What is the Common Crawl?

CommonCrawl is a free-to-use website that creates free datasets for internet users. It is a non-profit organization.

The Common Crawl founders are from Blekko, Wikimedia, and Googler.

How has Google developed the C4 dataset from the Common Crawl?

The company has cleaned Common Crawl data such as deduplication, thin content, lorem ipsum, obscene words, navigational menus, etc.

C4 has collected only primary data and removed meaningless content.

But it doesn't mean that you cannot find unfiltered C4 datasets.

Here is the C4 dataset research paper:
https://arxiv.org/pdf/1910.10683.pdf
https://arxiv.org/pdf/2104.08758.pdf

The second document shows that 32% of Hispanic and 42% of African-American pages were removed during filtration.

51.3% of data is from sites hosted in the United States.
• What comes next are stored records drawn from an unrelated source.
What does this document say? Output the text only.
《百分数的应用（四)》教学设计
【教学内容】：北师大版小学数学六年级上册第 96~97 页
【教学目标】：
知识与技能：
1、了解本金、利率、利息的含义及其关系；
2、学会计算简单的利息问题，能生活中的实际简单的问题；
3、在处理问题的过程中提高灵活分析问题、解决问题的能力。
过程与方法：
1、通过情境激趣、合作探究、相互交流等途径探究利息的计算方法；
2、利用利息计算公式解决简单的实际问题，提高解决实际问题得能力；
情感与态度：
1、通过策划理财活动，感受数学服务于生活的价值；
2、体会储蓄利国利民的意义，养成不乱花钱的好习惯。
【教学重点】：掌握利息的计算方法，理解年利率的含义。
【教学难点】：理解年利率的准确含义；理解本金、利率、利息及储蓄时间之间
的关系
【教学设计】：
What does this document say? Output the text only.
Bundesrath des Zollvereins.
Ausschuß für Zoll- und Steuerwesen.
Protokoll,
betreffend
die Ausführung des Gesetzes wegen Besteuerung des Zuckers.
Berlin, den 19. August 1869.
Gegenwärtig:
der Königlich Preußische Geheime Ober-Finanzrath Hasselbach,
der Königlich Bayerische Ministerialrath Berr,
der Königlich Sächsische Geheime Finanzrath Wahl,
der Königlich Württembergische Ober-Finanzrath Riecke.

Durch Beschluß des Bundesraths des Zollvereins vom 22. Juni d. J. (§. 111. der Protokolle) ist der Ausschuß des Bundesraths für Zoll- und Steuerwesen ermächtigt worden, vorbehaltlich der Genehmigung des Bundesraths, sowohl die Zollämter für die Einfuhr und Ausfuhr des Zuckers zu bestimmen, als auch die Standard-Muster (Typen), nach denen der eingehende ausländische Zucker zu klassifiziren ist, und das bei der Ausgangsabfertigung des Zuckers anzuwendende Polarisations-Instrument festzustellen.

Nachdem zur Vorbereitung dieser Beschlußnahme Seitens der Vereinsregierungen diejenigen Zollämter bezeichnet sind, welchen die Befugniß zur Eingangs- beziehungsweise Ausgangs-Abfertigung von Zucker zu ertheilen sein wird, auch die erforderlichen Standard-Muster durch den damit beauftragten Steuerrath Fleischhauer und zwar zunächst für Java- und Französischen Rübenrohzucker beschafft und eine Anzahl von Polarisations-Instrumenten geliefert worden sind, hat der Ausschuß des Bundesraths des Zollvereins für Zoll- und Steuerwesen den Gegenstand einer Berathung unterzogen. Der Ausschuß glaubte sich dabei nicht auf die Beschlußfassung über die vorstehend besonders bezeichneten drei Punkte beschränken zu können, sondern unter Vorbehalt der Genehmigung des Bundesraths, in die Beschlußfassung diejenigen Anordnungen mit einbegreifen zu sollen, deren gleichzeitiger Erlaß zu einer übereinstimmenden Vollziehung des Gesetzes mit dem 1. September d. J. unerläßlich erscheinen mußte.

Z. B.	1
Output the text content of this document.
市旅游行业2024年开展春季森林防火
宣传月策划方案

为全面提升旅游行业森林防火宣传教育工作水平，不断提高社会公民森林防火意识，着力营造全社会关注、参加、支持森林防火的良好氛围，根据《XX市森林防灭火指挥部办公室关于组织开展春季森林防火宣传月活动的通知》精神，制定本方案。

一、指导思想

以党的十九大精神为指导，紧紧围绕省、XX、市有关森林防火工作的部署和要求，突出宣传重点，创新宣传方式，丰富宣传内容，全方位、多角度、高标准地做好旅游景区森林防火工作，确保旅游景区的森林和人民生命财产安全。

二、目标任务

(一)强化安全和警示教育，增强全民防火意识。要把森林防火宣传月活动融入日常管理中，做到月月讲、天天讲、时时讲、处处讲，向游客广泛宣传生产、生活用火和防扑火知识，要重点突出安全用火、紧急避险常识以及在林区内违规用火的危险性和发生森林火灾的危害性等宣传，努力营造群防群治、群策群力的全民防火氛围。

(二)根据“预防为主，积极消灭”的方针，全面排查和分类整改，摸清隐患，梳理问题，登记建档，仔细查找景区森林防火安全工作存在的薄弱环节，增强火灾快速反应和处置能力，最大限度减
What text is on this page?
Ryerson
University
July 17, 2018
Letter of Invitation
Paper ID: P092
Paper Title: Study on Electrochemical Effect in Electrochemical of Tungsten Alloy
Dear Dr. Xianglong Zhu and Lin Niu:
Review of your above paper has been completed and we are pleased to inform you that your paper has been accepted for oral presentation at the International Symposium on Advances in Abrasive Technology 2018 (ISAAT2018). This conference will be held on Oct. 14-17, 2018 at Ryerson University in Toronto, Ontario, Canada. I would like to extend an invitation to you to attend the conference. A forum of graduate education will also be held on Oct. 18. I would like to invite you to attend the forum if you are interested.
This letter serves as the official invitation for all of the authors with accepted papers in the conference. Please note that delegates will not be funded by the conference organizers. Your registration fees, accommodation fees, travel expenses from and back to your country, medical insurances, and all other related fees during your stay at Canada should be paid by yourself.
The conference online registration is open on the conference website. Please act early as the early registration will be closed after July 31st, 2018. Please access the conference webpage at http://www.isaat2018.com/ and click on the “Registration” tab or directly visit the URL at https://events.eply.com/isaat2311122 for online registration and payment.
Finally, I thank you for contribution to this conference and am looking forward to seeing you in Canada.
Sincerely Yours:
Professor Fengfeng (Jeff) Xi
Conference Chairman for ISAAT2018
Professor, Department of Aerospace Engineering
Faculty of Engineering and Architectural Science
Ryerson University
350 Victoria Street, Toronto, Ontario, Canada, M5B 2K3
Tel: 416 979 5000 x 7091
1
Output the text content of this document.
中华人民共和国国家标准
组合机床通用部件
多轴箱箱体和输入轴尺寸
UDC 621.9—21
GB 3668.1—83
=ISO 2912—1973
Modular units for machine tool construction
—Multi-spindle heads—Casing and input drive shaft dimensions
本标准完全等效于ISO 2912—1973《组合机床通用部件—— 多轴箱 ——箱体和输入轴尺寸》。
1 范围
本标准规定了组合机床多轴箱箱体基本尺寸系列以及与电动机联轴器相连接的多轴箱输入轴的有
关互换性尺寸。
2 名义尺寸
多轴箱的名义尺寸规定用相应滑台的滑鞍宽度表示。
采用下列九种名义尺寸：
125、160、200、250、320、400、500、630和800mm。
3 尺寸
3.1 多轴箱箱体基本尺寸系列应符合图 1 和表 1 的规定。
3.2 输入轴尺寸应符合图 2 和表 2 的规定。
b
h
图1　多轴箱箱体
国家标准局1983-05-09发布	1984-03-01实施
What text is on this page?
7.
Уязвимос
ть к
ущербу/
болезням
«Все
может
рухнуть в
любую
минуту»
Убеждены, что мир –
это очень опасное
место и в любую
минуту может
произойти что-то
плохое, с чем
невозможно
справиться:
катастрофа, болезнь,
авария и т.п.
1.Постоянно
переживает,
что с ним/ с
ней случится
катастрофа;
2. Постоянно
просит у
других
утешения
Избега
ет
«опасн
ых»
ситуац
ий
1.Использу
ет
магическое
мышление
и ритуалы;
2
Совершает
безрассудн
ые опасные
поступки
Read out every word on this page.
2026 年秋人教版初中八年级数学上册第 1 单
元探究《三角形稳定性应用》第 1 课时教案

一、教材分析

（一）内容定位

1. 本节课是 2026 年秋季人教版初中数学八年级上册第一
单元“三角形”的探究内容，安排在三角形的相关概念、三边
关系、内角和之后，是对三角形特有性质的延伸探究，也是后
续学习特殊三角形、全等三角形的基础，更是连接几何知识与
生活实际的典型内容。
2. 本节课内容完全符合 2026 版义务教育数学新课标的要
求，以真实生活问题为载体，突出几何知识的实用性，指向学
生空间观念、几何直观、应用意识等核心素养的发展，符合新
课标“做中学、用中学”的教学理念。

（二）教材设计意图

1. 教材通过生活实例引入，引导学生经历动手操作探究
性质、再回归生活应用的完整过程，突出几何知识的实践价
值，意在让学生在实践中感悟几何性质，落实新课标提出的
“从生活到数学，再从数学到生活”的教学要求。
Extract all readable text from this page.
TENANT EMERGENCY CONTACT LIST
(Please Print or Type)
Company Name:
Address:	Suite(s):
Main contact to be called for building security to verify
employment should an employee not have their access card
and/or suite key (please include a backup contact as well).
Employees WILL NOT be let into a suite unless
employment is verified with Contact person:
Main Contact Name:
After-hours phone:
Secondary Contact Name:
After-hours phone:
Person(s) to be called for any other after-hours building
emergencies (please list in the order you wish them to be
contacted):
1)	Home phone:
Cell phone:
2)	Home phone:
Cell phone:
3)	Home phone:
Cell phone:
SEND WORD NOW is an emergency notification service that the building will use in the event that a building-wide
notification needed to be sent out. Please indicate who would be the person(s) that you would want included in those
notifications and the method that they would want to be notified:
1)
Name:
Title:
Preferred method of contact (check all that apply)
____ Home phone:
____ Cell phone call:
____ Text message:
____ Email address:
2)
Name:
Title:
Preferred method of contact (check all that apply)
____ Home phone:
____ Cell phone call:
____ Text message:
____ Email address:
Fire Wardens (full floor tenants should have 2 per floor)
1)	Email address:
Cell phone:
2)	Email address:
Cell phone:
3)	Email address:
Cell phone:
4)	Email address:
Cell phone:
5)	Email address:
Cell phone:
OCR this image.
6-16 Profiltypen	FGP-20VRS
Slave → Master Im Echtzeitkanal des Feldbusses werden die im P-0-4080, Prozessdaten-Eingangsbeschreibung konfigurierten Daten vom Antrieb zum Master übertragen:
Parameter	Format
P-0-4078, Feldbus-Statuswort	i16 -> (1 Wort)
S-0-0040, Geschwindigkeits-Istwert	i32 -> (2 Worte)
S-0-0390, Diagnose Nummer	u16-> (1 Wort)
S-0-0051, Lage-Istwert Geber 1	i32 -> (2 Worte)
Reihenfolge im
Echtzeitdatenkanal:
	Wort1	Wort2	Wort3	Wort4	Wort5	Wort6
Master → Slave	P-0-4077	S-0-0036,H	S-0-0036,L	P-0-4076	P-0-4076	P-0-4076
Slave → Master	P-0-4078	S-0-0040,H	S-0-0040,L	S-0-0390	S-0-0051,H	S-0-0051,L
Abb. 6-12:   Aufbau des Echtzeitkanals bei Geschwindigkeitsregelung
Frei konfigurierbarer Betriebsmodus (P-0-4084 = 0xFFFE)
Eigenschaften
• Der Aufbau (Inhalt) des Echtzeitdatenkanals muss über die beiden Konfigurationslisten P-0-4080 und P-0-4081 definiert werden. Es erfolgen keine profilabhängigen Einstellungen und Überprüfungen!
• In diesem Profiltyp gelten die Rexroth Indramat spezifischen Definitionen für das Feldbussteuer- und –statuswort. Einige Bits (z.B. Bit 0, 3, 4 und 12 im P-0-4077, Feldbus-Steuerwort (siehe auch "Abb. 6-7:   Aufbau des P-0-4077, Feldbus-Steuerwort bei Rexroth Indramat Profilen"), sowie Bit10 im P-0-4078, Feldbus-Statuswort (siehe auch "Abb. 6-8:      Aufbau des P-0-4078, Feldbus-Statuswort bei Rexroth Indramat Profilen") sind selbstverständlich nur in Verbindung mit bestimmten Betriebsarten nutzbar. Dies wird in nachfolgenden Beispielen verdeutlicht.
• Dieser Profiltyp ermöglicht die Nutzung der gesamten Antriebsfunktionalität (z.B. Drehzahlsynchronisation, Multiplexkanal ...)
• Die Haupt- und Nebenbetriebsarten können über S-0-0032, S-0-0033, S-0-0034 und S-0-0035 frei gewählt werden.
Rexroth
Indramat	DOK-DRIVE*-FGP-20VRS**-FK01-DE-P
The C4 dataset uses using following sites such as:

  • www.npr.org
  • www.ncbi.nlm.nih.gov
  • caselaw.findlaw.com
  • www.kickstarter.com
  • www.theatlantic.com
  • link.springer.com
  • www.booking.com
  • www.chicagotribune.com
  • www.aljazeera.com
  • www.businessinsider.com
  • www.frontiersin.org
  • ipfs.io
  • www.fool.com
  • www.washingtonpost.com
  • patents.com
  • www.scribd.com
  • journals.plos.org
  • www.forbes.com
  • www.huffpost.com
  • patents.google.com
  • www.nytimes.com
  • www.latimes.com
  • www.theguardian.com
  • en.m.wikipedia.org
  • en.wikipedia.org

Top-level domain extensions used in the C4 dataset are:

  • Com
  • Org
  • Co.uk
  • Net
  • Com.au
  • Edu
  • Ca
  • Info
  • Org.uk
  • In
  • Gov
  • Eu
  • De
  • Tk
  • Co
  • Co.za
  • Us
  • Ie
  • Co.nz
  • Ac.uk
  • Ru
  • Nl
  • Io
  • Me
  • It

Here is what was published in the 2020 research paper. https://arxiv.org/pdf/2104.08758.pdf

What is Dialogs Data from Public Forums?

Google's LaMDA uses 50% of data from "Dialogs Data from Public Forums."

It is best to say that communities like StackOverflow and Reddit are used in many datasets.

Google has also talked about MassiveWeb. You should know that MassiveWeb is Google's product.

MassiveWeb uses data from:

  • StackOverflow
  • Reddit
  • Medium
  • Facebook
  • YouTube
  • Quora

But no one can surely tell if this data is used for LaMDA.

Remaining Data:

The remaining data is from:

  • 6.25% from Non-English web documents.
  • 6.25% from English web documents.
  • 12.5% data is from Wikipedia.
  • 12.5% is from code documents sites.

What did Google Bard do?

Google has launched Bard as an answer to compete with Microsoft's ChatGPT chatbot.

But most recently, Bard has delivered errors during its search demo. This issue has caused a $100 billion loss in Alphabet shares.

Conclusion:

Google Bard is Google's effort to compete with ChatGPT and AI chatbot technologies. The current demo of Bard has caused a massive fall in Google's parent company Alphabet's shares.

It also shows that a lot of work still needs to be done to fix errors and make Bard ready for the future.

There will be more news coming out soon about Bard.